The key findings are:
- Compared to the last survey there is a decline in optimism within FATA, with more than two-thirds feeling that Pakistan is going in the wrong direction.
- Concern about deteriorating law and order is perceived as Pakistan's biggest problem (66%), followed by inflaton (14.4%), bad governance (14.3%) and bomb blasts (8.4%).
- FATA's biggest problems are education and health services, followed by law and order. Fear of Talibanisation has fallen from 15% in 2010 to zero.
- Just 43% felt safe, well down on previous levels.
- Bizarrely, people believed that the USA, India or Israel were primarily responsible for suicide bombings in FATA, rather than the actual culprit, the Tehreek-e-Taliban Pakistan.
- Less than half of FATA residents (42.6%) felt that Islamic extremism was a threat to Pakistan, down from 66% previously.
- Almost two-thirds of those asked thought that drone attacks were never justified, with only 1.7% saying they were always justified.

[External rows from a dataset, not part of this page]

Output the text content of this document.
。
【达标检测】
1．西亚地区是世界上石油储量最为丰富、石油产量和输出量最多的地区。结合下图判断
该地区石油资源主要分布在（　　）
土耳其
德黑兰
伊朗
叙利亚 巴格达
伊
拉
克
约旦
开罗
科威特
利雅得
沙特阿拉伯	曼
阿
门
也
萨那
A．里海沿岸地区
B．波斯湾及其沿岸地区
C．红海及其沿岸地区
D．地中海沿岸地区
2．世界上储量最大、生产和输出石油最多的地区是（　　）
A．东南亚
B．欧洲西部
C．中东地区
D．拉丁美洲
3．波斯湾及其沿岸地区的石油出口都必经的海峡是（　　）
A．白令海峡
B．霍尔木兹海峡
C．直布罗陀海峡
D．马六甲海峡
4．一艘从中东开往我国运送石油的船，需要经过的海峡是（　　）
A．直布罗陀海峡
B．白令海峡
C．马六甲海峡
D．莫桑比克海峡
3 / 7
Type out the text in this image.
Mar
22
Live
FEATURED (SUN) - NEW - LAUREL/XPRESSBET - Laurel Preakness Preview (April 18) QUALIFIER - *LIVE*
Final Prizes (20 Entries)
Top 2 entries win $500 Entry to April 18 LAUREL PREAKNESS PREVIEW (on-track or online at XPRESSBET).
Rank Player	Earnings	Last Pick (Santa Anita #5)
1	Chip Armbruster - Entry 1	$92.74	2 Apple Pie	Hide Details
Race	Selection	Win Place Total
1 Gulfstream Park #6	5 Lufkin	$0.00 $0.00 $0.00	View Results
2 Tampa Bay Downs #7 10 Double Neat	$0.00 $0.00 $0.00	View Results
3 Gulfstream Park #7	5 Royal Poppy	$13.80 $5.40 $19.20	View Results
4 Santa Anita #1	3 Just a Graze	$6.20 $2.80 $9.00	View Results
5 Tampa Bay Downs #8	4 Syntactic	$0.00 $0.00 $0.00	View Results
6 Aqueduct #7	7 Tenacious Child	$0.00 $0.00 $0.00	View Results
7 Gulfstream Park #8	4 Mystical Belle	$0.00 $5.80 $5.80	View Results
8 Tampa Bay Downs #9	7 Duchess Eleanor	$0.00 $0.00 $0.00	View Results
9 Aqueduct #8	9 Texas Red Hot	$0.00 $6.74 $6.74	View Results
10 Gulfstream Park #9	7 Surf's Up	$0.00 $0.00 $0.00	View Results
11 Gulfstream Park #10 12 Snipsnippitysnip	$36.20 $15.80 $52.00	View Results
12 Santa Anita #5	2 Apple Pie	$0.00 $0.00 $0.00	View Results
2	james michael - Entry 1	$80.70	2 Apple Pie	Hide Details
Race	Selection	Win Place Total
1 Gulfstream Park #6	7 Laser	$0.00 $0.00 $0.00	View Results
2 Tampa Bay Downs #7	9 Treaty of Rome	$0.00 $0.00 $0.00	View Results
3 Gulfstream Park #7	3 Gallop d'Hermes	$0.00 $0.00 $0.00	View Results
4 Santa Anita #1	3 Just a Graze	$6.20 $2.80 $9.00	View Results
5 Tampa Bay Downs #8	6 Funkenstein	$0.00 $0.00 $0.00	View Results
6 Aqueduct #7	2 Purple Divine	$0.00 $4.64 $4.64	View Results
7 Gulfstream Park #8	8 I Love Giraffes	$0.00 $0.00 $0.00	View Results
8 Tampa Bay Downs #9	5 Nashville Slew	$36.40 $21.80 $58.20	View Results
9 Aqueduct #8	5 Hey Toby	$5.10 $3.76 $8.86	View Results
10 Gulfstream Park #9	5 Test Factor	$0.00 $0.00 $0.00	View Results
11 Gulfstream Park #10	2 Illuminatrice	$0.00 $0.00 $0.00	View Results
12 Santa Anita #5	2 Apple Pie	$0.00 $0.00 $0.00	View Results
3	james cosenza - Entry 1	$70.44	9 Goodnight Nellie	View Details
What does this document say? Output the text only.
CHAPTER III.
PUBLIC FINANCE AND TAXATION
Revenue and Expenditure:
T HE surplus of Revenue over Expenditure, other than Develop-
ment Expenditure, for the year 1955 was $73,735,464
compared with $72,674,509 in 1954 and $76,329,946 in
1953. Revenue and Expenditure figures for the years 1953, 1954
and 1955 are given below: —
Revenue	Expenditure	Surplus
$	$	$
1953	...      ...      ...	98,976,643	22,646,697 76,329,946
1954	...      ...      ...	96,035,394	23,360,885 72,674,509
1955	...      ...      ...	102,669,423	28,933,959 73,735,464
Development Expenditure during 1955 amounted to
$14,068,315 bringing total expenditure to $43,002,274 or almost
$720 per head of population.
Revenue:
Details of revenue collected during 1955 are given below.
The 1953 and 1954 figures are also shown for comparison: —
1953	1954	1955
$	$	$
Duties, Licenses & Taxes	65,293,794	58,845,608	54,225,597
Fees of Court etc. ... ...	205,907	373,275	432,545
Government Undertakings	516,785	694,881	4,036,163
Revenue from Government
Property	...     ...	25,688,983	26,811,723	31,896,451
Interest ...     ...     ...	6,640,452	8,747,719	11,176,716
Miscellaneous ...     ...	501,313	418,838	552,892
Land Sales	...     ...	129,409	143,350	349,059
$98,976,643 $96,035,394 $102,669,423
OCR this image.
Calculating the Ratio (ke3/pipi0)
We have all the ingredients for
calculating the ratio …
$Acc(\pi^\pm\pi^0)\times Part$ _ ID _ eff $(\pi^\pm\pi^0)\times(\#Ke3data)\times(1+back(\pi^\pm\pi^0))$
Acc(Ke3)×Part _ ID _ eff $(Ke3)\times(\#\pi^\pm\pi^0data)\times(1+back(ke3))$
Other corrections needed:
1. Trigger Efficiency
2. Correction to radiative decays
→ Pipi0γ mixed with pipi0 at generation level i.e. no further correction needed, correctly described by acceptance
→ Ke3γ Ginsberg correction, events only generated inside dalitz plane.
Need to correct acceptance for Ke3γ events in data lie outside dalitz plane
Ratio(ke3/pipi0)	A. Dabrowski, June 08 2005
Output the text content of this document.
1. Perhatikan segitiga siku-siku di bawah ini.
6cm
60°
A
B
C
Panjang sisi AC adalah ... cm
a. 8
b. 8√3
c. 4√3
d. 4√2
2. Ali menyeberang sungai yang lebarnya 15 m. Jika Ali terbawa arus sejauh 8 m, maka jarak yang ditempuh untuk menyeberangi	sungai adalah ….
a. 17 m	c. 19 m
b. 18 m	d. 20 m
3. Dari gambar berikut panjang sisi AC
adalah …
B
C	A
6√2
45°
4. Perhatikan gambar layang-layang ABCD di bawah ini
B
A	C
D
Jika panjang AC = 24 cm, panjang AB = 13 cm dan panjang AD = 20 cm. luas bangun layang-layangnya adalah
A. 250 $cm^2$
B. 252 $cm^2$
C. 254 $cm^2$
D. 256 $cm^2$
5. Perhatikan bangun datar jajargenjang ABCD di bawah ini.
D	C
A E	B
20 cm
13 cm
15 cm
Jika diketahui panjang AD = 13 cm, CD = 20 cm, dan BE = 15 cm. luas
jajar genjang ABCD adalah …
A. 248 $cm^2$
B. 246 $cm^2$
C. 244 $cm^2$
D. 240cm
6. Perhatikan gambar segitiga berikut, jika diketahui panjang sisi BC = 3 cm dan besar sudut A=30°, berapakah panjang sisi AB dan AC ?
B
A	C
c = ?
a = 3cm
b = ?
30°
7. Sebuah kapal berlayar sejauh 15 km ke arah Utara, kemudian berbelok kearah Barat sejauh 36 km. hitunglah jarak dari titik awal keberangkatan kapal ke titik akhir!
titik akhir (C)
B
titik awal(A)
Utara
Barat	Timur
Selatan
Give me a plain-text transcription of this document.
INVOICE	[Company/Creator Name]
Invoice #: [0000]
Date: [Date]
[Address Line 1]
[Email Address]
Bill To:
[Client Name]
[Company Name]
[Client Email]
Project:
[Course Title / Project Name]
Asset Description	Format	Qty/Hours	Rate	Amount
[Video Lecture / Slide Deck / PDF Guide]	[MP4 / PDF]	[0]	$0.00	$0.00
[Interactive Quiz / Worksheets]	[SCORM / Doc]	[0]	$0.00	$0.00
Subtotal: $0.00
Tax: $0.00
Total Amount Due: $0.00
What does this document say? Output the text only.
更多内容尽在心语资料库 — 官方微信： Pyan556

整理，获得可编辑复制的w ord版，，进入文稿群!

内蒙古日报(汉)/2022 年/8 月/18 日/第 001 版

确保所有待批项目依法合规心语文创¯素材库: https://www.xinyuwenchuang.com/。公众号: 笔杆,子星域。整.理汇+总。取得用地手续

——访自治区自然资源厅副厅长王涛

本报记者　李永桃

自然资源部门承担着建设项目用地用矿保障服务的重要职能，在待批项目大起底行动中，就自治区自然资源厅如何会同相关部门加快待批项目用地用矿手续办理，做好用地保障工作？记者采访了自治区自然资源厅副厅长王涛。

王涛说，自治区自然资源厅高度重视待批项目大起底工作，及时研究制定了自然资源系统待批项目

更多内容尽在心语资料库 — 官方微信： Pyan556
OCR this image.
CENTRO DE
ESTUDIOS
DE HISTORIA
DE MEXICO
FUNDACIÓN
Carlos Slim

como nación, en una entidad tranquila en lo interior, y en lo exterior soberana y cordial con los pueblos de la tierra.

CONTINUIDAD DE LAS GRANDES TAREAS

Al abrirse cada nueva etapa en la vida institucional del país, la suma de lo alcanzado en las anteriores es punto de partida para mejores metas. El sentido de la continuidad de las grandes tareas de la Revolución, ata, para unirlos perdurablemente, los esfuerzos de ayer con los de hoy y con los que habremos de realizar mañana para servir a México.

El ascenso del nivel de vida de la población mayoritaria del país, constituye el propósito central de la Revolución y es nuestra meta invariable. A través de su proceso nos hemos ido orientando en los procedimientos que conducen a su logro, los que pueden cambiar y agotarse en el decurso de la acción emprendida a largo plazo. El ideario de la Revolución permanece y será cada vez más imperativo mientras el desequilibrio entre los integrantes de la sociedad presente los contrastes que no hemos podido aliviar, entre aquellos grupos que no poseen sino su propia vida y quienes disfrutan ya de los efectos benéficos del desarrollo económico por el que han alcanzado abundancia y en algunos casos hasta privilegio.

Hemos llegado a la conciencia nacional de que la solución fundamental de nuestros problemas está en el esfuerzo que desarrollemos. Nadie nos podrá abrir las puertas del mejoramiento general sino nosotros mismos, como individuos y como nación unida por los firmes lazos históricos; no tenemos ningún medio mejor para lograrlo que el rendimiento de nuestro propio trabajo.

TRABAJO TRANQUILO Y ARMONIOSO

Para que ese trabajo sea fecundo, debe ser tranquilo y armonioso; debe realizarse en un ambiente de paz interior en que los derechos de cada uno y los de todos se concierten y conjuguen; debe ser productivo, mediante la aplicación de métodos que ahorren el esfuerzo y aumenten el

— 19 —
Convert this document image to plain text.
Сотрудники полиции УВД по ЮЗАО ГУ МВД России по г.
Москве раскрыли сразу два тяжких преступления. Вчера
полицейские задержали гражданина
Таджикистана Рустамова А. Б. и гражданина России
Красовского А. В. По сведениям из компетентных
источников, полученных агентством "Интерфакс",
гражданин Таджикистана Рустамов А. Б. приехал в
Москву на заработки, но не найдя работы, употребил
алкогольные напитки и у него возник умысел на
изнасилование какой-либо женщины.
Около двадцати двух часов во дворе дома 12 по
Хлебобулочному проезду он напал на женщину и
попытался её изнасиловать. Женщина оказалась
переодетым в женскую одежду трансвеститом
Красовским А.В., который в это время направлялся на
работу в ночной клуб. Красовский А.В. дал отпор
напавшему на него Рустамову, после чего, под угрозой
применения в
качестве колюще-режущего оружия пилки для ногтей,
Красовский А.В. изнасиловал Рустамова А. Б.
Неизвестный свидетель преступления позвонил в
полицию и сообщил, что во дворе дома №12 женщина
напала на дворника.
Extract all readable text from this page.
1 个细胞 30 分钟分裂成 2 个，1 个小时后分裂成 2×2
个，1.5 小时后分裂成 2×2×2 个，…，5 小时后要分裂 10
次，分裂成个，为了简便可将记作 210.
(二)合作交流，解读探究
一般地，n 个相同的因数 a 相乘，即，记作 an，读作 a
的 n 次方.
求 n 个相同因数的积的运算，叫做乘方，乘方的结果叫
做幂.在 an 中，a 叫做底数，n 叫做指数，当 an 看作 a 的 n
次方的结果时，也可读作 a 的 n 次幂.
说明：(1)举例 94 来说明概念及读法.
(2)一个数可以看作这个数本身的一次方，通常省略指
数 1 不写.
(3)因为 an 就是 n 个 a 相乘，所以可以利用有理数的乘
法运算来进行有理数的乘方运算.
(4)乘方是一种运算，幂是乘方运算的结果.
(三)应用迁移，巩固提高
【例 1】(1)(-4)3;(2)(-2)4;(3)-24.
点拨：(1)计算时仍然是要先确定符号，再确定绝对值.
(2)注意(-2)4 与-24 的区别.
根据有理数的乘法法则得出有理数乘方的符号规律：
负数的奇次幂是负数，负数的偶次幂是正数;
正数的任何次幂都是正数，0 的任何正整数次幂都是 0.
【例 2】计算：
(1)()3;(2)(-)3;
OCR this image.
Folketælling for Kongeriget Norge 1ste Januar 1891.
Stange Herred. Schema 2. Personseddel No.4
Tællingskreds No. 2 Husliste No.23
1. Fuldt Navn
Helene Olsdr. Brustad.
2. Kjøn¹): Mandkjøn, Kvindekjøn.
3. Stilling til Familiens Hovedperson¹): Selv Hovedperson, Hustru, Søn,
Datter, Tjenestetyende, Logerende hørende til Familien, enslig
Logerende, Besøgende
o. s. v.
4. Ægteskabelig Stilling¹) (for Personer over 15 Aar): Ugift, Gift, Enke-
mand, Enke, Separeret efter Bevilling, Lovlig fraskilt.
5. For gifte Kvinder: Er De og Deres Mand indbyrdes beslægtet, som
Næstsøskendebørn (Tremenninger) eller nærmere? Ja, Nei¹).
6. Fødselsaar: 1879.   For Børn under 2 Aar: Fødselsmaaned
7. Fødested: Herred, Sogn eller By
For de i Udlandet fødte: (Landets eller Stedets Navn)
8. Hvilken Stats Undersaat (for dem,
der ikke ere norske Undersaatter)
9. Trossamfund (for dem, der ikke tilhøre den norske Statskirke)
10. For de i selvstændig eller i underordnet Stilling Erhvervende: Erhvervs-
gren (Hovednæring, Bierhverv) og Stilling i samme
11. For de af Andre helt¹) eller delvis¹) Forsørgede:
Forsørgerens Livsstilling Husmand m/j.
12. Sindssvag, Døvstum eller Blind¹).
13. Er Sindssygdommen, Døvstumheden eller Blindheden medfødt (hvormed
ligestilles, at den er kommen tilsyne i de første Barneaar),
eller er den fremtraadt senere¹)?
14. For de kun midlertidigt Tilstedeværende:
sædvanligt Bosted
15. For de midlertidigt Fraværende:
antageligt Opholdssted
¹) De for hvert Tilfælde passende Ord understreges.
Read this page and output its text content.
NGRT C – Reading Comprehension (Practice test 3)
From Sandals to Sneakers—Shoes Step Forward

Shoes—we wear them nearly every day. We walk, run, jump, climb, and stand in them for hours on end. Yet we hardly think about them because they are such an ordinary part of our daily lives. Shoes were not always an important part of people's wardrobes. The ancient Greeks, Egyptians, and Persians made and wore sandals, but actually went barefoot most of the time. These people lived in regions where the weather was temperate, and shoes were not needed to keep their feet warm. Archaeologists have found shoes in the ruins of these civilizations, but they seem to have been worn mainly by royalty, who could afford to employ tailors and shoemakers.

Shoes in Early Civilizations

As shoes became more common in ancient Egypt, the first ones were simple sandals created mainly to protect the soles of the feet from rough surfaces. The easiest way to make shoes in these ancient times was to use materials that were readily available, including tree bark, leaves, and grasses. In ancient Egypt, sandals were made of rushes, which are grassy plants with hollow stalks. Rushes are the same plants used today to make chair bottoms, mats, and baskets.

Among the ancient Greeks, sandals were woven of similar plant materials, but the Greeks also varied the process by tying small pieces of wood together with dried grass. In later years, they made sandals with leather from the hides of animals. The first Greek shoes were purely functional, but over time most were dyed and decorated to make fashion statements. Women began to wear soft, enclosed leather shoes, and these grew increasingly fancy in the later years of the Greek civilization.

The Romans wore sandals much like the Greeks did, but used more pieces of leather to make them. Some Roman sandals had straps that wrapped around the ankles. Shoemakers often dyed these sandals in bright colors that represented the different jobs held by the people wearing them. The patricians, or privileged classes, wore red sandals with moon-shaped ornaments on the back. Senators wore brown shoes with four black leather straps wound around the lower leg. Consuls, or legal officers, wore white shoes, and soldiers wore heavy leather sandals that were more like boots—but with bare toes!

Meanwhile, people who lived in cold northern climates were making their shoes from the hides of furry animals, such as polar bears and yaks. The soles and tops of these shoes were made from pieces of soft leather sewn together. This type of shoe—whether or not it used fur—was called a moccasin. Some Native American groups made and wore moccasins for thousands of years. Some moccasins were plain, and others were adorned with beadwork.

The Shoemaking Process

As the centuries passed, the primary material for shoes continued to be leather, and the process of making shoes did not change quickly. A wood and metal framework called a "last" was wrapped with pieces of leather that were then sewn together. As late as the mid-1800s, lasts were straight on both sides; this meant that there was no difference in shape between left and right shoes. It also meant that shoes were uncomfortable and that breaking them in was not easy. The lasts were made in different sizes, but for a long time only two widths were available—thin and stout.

- Significantly, considering that the Pakistani government has recently allowed political parties to organise in FATA for the first time, support for this measure has fallen dramatically from 59.7% to just 33% over the last year.
- Two-thirds of those asked were unfavourable to the TTP, and even support for the Afghanistan Taliban has dropped dramatically from 40% to 23.5%. Most people wanted foreign fighters to leave, by force if necessary.